It will likely take decades before the deep-sea ecosystem around the Deepwater Horizon oil spill site recovers from the impacts of the environmental disaster, according to new research published in the journal PLOS One.
When the well head blew out on the Deepwater Horizon oil rig in April 2010, nearly 5 million barrels (210 million gallons) of oil spewed from the ocean floor, encroaching upon the soft-sediment ecosystem in place at the bottom of the Gulf of Mexico. The oil spill and plume covered nearly 360 square miles -- about the size of Dallas, Texas. Within a range of nine square miles around the well head, scientists found the most severe reduction in biological abundance and biodiversity.
The research, presented by a multidisciplinary team from state and federal organizations, as well as representatives from BP, the operator of the oil rig, is reportedly the first to give comprehensive results of the oil spill's effect on deep-water communities at the base of the Gulf of Mexico's food chain.

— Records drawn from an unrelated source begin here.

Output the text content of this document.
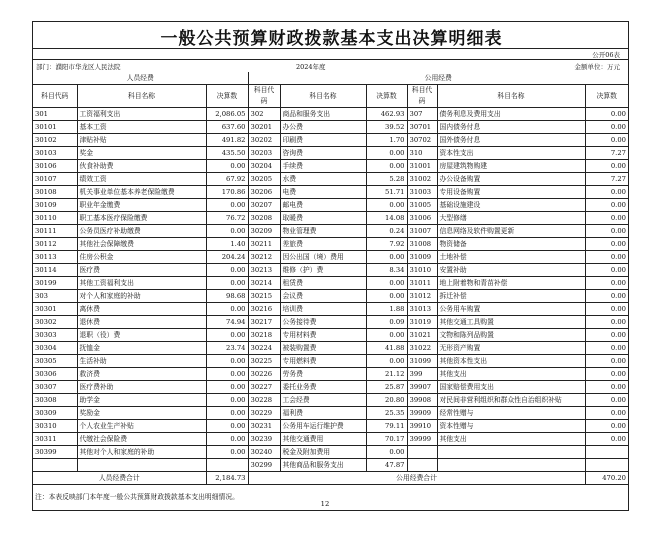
一般公共预算财政拨款基本支出决算明细表
公开06表
部门：濮阳市华龙区人民法院	2024年度	金额单位：万元
人员经费			公用经费					
科目代码	科目名称	决算数	科目代码	科目名称	决算数	科目代码	科目名称	决算数
301	工资福利支出	2,086.05	302	商品和服务支出	462.93	307	债务利息及费用支出	0.00
30101	基本工资	637.60	30201	办公费	39.52	30701	国内债务付息	0.00
30102	津贴补贴	491.82	30202	印刷费	1.70	30702	国外债务付息	0.00
30103	奖金	435.50	30203	咨询费	0.00	310	资本性支出	7.27
30106	伙食补助费	0.00	30204	手续费	0.00	31001	房屋建筑物购建	0.00
30107	绩效工资	67.92	30205	水费	5.28	31002	办公设备购置	7.27
30108	机关事业单位基本养老保险缴费	170.86	30206	电费	51.71	31003	专用设备购置	0.00
30109	职业年金缴费	0.00	30207	邮电费	0.00	31005	基础设施建设	0.00
30110	职工基本医疗保险缴费	76.72	30208	取暖费	14.08	31006	大型修缮	0.00
30111	公务员医疗补助缴费	0.00	30209	物业管理费	0.24	31007	信息网络及软件购置更新	0.00
30112	其他社会保障缴费	1.40	30211	差旅费	7.92	31008	物资储备	0.00
30113	住房公积金	204.24	30212	因公出国（境）费用	0.00	31009	土地补偿	0.00
30114	医疗费	0.00	30213	维修（护）费	8.34	31010	安置补助	0.00
30199	其他工资福利支出	0.00	30214	租赁费	0.00	31011	地上附着物和青苗补偿	0.00
303	对个人和家庭的补助	98.68	30215	会议费	0.00	31012	拆迁补偿	0.00
30301	离休费	0.00	30216	培训费	1.88	31013	公务用车购置	0.00
30302	退休费	74.94	30217	公务接待费	0.09	31019	其他交通工具购置	0.00
30303	退职（役）费	0.00	30218	专用材料费	0.00	31021	文物和陈列品购置	0.00
30304	抚恤金	23.74	30224	被装购置费	41.88	31022	无形资产购置	0.00
30305	生活补助	0.00	30225	专用燃料费	0.00	31099	其他资本性支出	0.00
30306	救济费	0.00	30226	劳务费	21.12	399	其他支出	0.00
30307	医疗费补助	0.00	30227	委托业务费	25.87	39907	国家赔偿费用支出	0.00
30308	助学金	0.00	30228	工会经费	20.80	39908	对民间非营利组织和群众性自治组织补贴	0.00
30309	奖励金	0.00	30229	福利费	25.35	39909	经常性赠与	0.00
30310	个人农业生产补贴	0.00	30231	公务用车运行维护费	79.11	39910	资本性赠与	0.00
30311	代缴社会保险费	0.00	30239	其他交通费用	70.17	39999	其他支出	0.00
30399	其他对个人和家庭的补助	0.00	30240	税金及附加费用	0.00			
			30299	其他商品和服务支出	47.87			
人员经费合计		2,184.73	公用经费合计					470.20
注：本表反映部门本年度一般公共预算财政拨款基本支出明细情况。
12
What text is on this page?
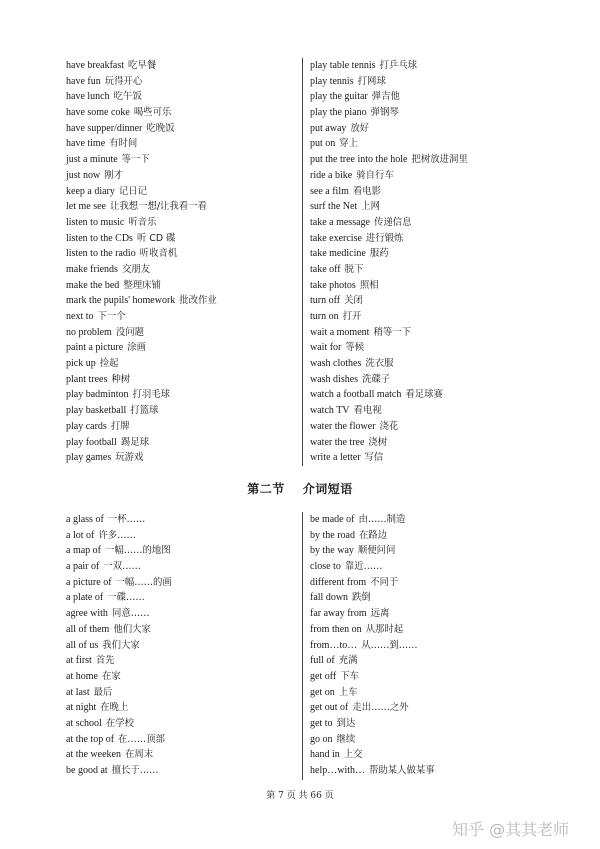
have breakfast 吃早餐
have fun 玩得开心
have lunch 吃午饭
have some coke 喝些可乐
have supper/dinner 吃晚饭
have time 有时间
just a minute 等一下
just now 刚才
keep a diary 记日记
let me see 让我想一想/让我看一看
listen to music 听音乐
listen to the CDs 听 CD 碟
listen to the radio 听收音机
make friends 交朋友
make the bed 整理床铺
mark the pupils' homework 批改作业
next to 下一个
no problem 没问题
paint a picture 涂画
pick up 捡起
plant trees 种树
play badminton 打羽毛球
play basketball 打篮球
play cards 打牌
play football 踢足球
play games 玩游戏
play table tennis 打乒乓球
play tennis 打网球
play the guitar 弹吉他
play the piano 弹钢琴
put away 放好
put on 穿上
put the tree into the hole 把树放进洞里
ride a bike 骑自行车
see a film 看电影
surf the Net 上网
take a message 传递信息
take exercise 进行锻炼
take medicine 服药
take off 脱下
take photos 照相
turn off 关闭
turn on 打开
wait a moment 稍等一下
wait for 等候
wash clothes 洗衣服
wash dishes 洗碟子
watch a football match 看足球赛
watch TV 看电视
water the flower 浇花
water the tree 浇树
write a letter 写信
第二节 介词短语
a glass of 一杯……
a lot of 许多……
a map of 一幅……的地图
a pair of 一双……
a picture of 一幅……的画
a plate of 一碟……
agree with 同意……
all of them 他们大家
all of us 我们大家
at first 首先
at home 在家
at last 最后
at night 在晚上
at school 在学校
at the top of 在……顶部
at the weeken 在周末
be good at 擅长于……
be made of 由……制造
by the road 在路边
by the way 顺便问问
close to 靠近……
different from 不同于
fall down 跌倒
far away from 远离
from then on 从那时起
from…to… 从……到……
full of 充满
get off 下车
get on 上车
get out of 走出……之外
get to 到达
go on 继续
hand in 上交
help…with… 帮助某人做某事
第 7 页 共 66 页
知乎 @其其老师
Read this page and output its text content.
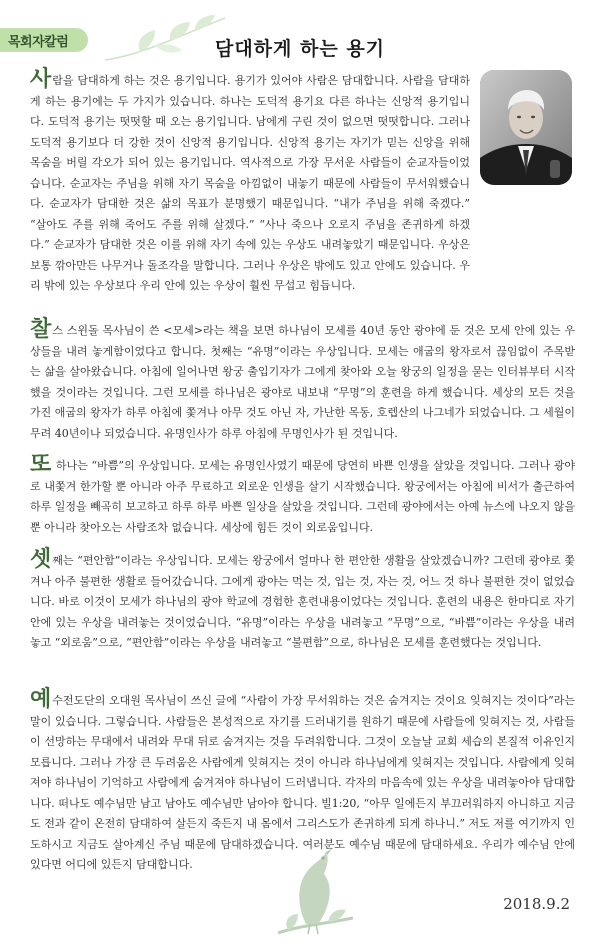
목회자칼럼	담대하게 하는 용기

사람을 담대하게 하는 것은 용기입니다. 용기가 있어야 사람은 담대합니다. 사람을 담대하게 하는 용기에는 두 가지가 있습니다. 하나는 도덕적 용기요 다른 하나는 신앙적 용기입니다. 도덕적 용기는 떳떳할 때 오는 용기입니다. 남에게 구린 것이 없으면 떳떳합니다. 그러나 도덕적 용기보다 더 강한 것이 신앙적 용기입니다. 신앙적 용기는 자기가 믿는 신앙을 위해 목숨을 버릴 각오가 되어 있는 용기입니다. 역사적으로 가장 무서운 사람들이 순교자들이었습니다. 순교자는 주님을 위해 자기 목숨을 아낌없이 내놓기 때문에 사람들이 무서워했습니다. 순교자가 담대한 것은 삶의 목표가 분명했기 때문입니다. “내가 주님을 위해 죽겠다.” “살아도 주를 위해 죽어도 주를 위해 살겠다.” “사나 죽으나 오로지 주님을 존귀하게 하겠다.” 순교자가 담대한 것은 이를 위해 자기 속에 있는 우상도 내려놓았기 때문입니다. 우상은 보통 깎아만든 나무거나 돌조각을 말합니다. 그러나 우상은 밖에도 있고 안에도 있습니다. 우리 밖에 있는 우상보다 우리 안에 있는 우상이 훨씬 무섭고 힘듭니다.

찰스 스윈돌 목사님이 쓴 <모세>라는 책을 보면 하나님이 모세를 40년 동안 광야에 둔 것은 모세 안에 있는 우상들을 내려 놓게함이었다고 합니다. 첫째는 “유명”이라는 우상입니다. 모세는 애굽의 왕자로서 끊임없이 주목받는 삶을 살아왔습니다. 아침에 일어나면 왕궁 출입기자가 그에게 찾아와 오늘 왕궁의 일정을 묻는 인터뷰부터 시작했을 것이라는 것입니다. 그런 모세를 하나님은 광야로 내보내 “무명”의 훈련을 하게 했습니다. 세상의 모든 것을 가진 애굽의 왕자가 하루 아침에 쫓겨나 아무 것도 아닌 자, 가난한 목동, 호렙산의 나그네가 되었습니다. 그 세월이 무려 40년이나 되었습니다. 유명인사가 하루 아침에 무명인사가 된 것입니다.

또 하나는 “바쁨”의 우상입니다. 모세는 유명인사였기 때문에 당연히 바쁜 인생을 살았을 것입니다. 그러나 광야로 내쫓겨 한가할 뿐 아니라 아주 무료하고 외로운 인생을 살기 시작했습니다. 왕궁에서는 아침에 비서가 출근하여 하루 일정을 빼곡히 보고하고 하루 하루 바쁜 일상을 살았을 것입니다. 그런데 광야에서는 아예 뉴스에 나오지 않을 뿐 아니라 찾아오는 사람조차 없습니다. 세상에 힘든 것이 외로움입니다.

셋째는 “편안함”이라는 우상입니다. 모세는 왕궁에서 얼마나 한 편안한 생활을 살았겠습니까? 그런데 광야로 쫓겨나 아주 불편한 생활로 들어갔습니다. 그에게 광야는 먹는 것, 입는 것, 자는 것, 어느 것 하나 불편한 것이 없었습니다. 바로 이것이 모세가 하나님의 광야 학교에 경험한 훈련내용이었다는 것입니다. 훈련의 내용은 한마디로 자기 안에 있는 우상을 내려놓는 것이었습니다. “유명”이라는 우상을 내려놓고 “무명”으로, “바쁨”이라는 우상을 내려놓고 “외로움”으로, “편안함”이라는 우상을 내려놓고 “불편함”으로, 하나님은 모세를 훈련했다는 것입니다.

예수전도단의 오대원 목사님이 쓰신 글에 “사람이 가장 무서워하는 것은 숨겨지는 것이요 잊혀지는 것이다”라는 말이 있습니다. 그렇습니다. 사람들은 본성적으로 자기를 드러내기를 원하기 때문에 사람들에 잊혀지는 것, 사람들이 선망하는 무대에서 내려와 무대 뒤로 숨겨지는 것을 두려워합니다. 그것이 오늘날 교회 세습의 본질적 이유인지 모릅니다. 그러나 가장 큰 두려움은 사람에게 잊혀지는 것이 아니라 하나님에게 잊혀지는 것입니다. 사람에게 잊혀져야 하나님이 기억하고 사람에게 숨겨져야 하나님이 드러냅니다. 각자의 마음속에 있는 우상을 내려놓아야 담대합니다. 떠나도 예수님만 남고 남아도 예수님만 남아야 합니다. 빌1:20, “아무 일에든지 부끄러워하지 아니하고 지금도 전과 같이 온전히 담대하여 살든지 죽든지 내 몸에서 그리스도가 존귀하게 되게 하나니.” 저도 저를 여기까지 인도하시고 지금도 살아계신 주님 때문에 담대하겠습니다. 여러분도 예수님 때문에 담대하세요. 우리가 예수님 안에 있다면 어디에 있든지 담대합니다.

2018.9.2
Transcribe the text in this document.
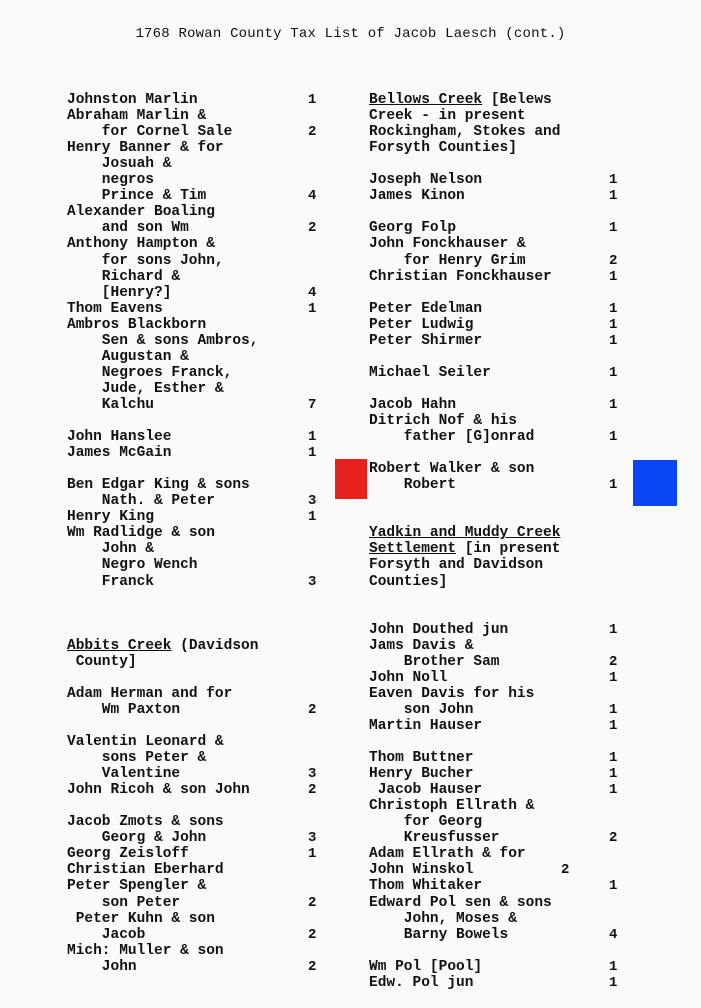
1768 Rowan County Tax List of Jacob Laesch (cont.)
Johnston Marlin	1
Abraham Marlin &
for Cornel Sale	2
Henry Banner & for
Josuah &
negros
Prince & Tim	4
Alexander Boaling
and son Wm	2
Anthony Hampton &
for sons John,
Richard &
[Henry?]	4
Thom Eavens	1
Ambros Blackborn
Sen & sons Ambros,
Augustan &
Negroes Franck,
Jude, Esther &
Kalchu	7
John Hanslee	1
James McGain	1
Ben Edgar King & sons
Nath. & Peter	3
Henry King	1
Wm Radlidge & son
John &
Negro Wench
Franck	3
Abbits Creek (Davidson
County]
Adam Herman and for
Wm Paxton	2
Valentin Leonard &
sons Peter &
Valentine	3
John Ricoh & son John	2
Jacob Zmots & sons
Georg & John	3
Georg Zeisloff	1
Christian Eberhard
Peter Spengler &
son Peter	2
Peter Kuhn & son
Jacob	2
Mich: Muller & son
John	2
Bellows Creek [Belews
Creek - in present
Rockingham, Stokes and
Forsyth Counties]
Joseph Nelson	1
James Kinon	1
Georg Folp	1
John Fonckhauser &
for Henry Grim	2
Christian Fonckhauser	1
Peter Edelman	1
Peter Ludwig	1
Peter Shirmer	1
Michael Seiler	1
Jacob Hahn	1
Ditrich Nof & his
father [G]onrad	1
Robert Walker & son
Robert	1
Yadkin and Muddy Creek
Settlement [in present
Forsyth and Davidson
Counties]
John Douthed jun	1
Jams Davis &
Brother Sam	2
John Noll	1
Eaven Davis for his
son John	1
Martin Hauser	1
Thom Buttner	1
Henry Bucher	1
Jacob Hauser	1
Christoph Ellrath &
for Georg
Kreusfusser	2
Adam Ellrath & for
John Winskol	2
Thom Whitaker	1
Edward Pol sen & sons
John, Moses &
Barny Bowels	4
Wm Pol [Pool]	1
Edw. Pol jun	1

The research team analyzed the soft-bottom, muddy habitats that make up the deep-sea ecosystem, looking specifically at biological composition and and chemicals at the same time at the same location.
"As the principal investigators, we were tasked with determining what impacts might have occurred to the sea floor from the Deepwater Horizon oil spill," said Paul Montagna of Texas A&M University-Corpus Christi, who specializes in Gulf of Mexico studies. "We developed an innovative approach to combine tried and true classical statistical techniques with state of the art mapping technologies to create a map of the footprint of the oil spill."
"Normally, when we investigate offshore drilling sites, we find pollution within 300 to 600 yards from the site," Montagna said. "This time it was nearly two miles from the wellhead, with identifiable impacts more than ten miles away. The effect on bottom of the vast underwater plume is something, which until now, no one was able to map. This study shows the devastating effect the spill had on the sea floor itself, and demonstrates the damage to important natural resources."
Jeff Baguley, a University of Nevada, Reno expert on meiofauna, small, waterborne invertebrates that range in size from 0.042 to 0.300 millimeters in size, said the that the oil spill dramatically reduced the once tremendous biodiversity of meiofauna in the deep sea regions of the Guld of Mexico.
"Nematode worms have become the dominant species at sites we sampled that were impacted by the oil. So though the overall number of meiofauna may not have changed much, it's that we've lost the incredible biodiversity," he said.